Сон произвел перемену личностной ориентации. Пришвин отмечает, что в тот момент, когда сон его сбылся и ему дали машину, он преодолел эмоциональную дистанцию, которая прежде отделяла его от «нового человека»: земледельца, перековавшегося в «нашей стране» в человека машины. Как и крестьянин Аржиловский (которому приснились летающие сани), Пришвин видел во сне волшебный образ из русской сказки. Летающий автомобиль выступает в его снах как эмблема новой советской цивилизации – символ технического прогресса и социальной мобильности. Во сне он дивился также быстрой перемене в своей личности.
Советские писатели призваны были воспевать нового человека и его участие в строительстве нового мира, им предписывались поездки на заводы и строительные площадки, чего не избежал и Пришвин, певец природы. В сознательных усилиях постичь этот новый для него образ Пришвин, как он признается, не преуспел. Но момент личного участия в новой цивилизации – момент, в который он стал адресатом «дадут», привел к преображению: машина вошла в его творческую личность. Одновременно Пришвин перешел с властью «на мы»: машины «делают у нас», «в нашей стране».
Заметим, что тот факт, что именно сон послужил катализатором перемены в личности, не уникален: этот психологический механизм описан Хайнцем Кохутом, австрийским психологом, эмигрировавшим в начале Второй мировой войны в Америку313.

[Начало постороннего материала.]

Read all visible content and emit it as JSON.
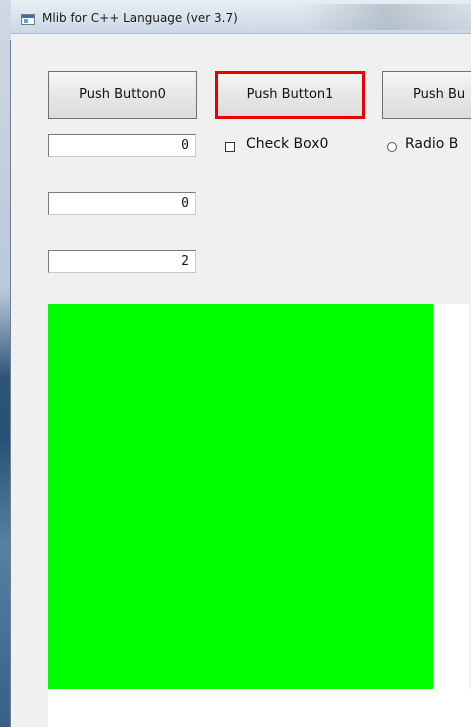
{
  "window": {
    "title": "Mlib for C++ Language  (ver 3.7)"
  },
  "buttons": [
    {
      "label": "Push Button0",
      "focused": false
    },
    {
      "label": "Push Button1",
      "focused": true
    },
    {
      "label": "Push Bu",
      "focused": false
    }
  ],
  "textboxes": [
    {
      "value": "0"
    },
    {
      "value": "0"
    },
    {
      "value": "2"
    }
  ],
  "checkbox": {
    "label": "Check Box0",
    "checked": false
  },
  "radio": {
    "label": "Radio B",
    "selected": false
  },
  "drawing": {
    "fill_color": "#00ff00",
    "background": "#ffffff"
  },
  "colors": {
    "focus_border": "#e60000"
  }
}
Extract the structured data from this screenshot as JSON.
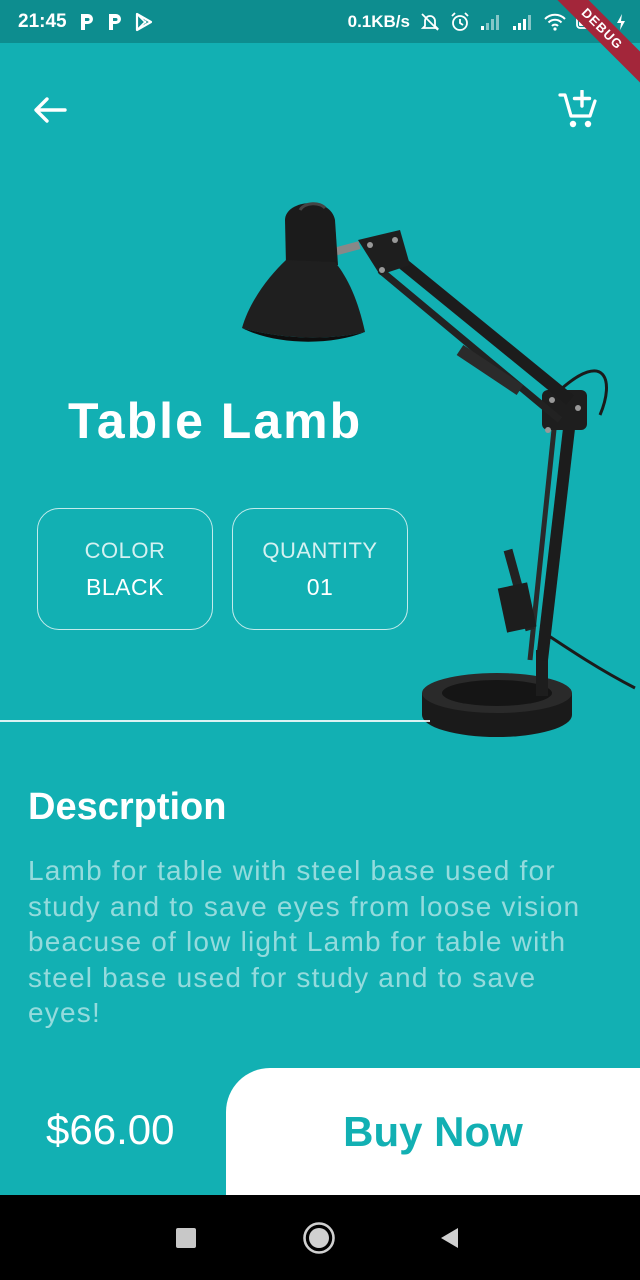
{
  "status_bar": {
    "time": "21:45",
    "network_speed": "0.1KB/s",
    "left_icons": [
      "p-icon",
      "p-icon",
      "play-store-icon"
    ],
    "right_icons": [
      "mute-icon",
      "alarm-icon",
      "signal-icon",
      "signal-icon",
      "wifi-icon",
      "battery-icon",
      "charging-icon"
    ],
    "debug_banner": "DEBUG"
  },
  "header": {
    "back_icon": "arrow-left-icon",
    "cart_icon": "add-to-cart-icon"
  },
  "product": {
    "title": "Table Lamb",
    "image_icon": "desk-lamp-image",
    "color_label": "COLOR",
    "color_value": "BLACK",
    "quantity_label": "QUANTITY",
    "quantity_value": "01"
  },
  "description": {
    "heading": "Descrption",
    "text": "Lamb for table with steel base used for study and to save eyes from loose vision beacuse of low light Lamb for table with steel base used for study and to save eyes!"
  },
  "footer": {
    "price": "$66.00",
    "buy_label": "Buy Now"
  },
  "navigation": {
    "buttons": [
      "recents-icon",
      "home-icon",
      "back-icon"
    ]
  },
  "colors": {
    "primary": "#12B0B3",
    "status_bar": "#0D8D8F",
    "buy_button_bg": "#FFFFFF",
    "debug_ribbon": "#A3263A"
  }
}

Во время террора, начиная с 1936 года, Пришвин делал в дневнике краткие записи о публичных процессах против так называемых «террористических центров»; он фиксировал факты. Так, 26 августа 1936 года он вклеил в дневник газетную вырезку с объявлением о смертном приговоре «по делу объединенного троцкистско-зиновьевского террористического центра»; в конце сообщалось, что приговор был приведен в исполнение в тот же день. Пришвин оставил эту вырезку без комментария. Через два дня он записал свой кошмарный сон:
28 августа [1936]. Снилось, будто я в телеге вместе с мужиками везу гроб своей матери, и как раз против Хрущевской усадьбы колесо телеги попало в колдобину и гроб полетел на ту сторону. – А тело, скажите, как тело? – в ужасе повторял я, не смея глянуть в ту сторону. – Тело выехало! – ответили мне. Я решился посмотреть и увидел, что ноги матери моей задраны вверх и медленно, как будто тело оттаивает, опускаются.

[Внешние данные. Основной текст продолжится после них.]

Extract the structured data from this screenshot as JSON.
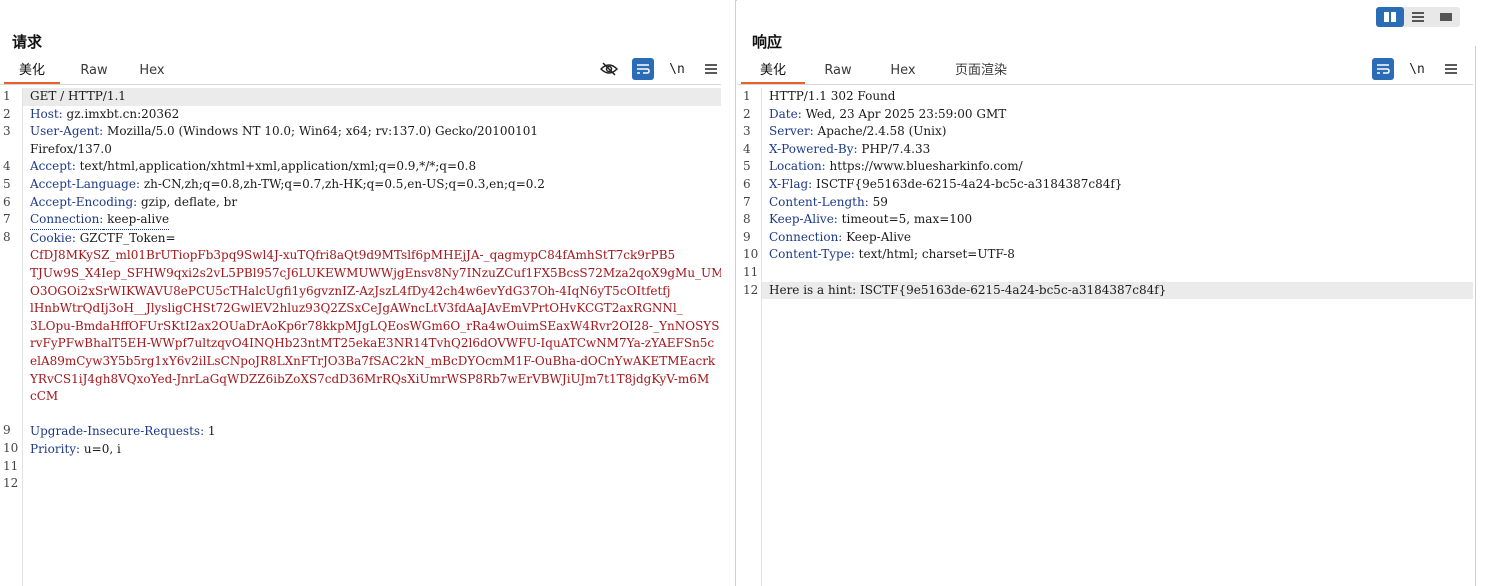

Есть ли это безобразное сновидение независимо-случайная игра сонной фантазии, или оно является выражением моей внутренней нескладицы, а может быть, моей сейчас особенно сильной тревоги за существо моей родины-матери314.
Краткий комментарий, которым Пришвин снабдил свой сон, подсказывает интерпретацию (от которой сам автор воздержался): крушение гроба с телом матери напротив семейной усадьбы Пришвиных, Хрущёво, читается как эмблема состояния родины – родина-мать вышла из колеи. Безобразно эротический элемент образа матери (ноги задраны и медленно опускаются) также напрашивается на интерпретацию в этом ключе: акт насилия. В дневнике Пришвина образ полового акта не раз используется как символ политического насилия. Так, размышляя об истории Адама и Евы, Пришвин сравнивает необходимое «насилие» и пролитую при первом соитии кровь («„Так надо, Ева!“ – говорил Адам, и Ева терпела боль») с насильственными мерами советского режима по созданию нового человека и новой жизни (он упоминает индустриализацию, военизацию, народное образование и проч.)315. В другом месте Пришвин пишет о том, что «акт насилия после минувшей необходимости в нас должен скрыться», и тут же записывает сон о комсомолке, которая спрашивает врача, можно ли оперативным путем вернуть девственность. Доктор отвечает, что для этого надо полюбить316. Добавлю: насилие должно трансформироваться в желание.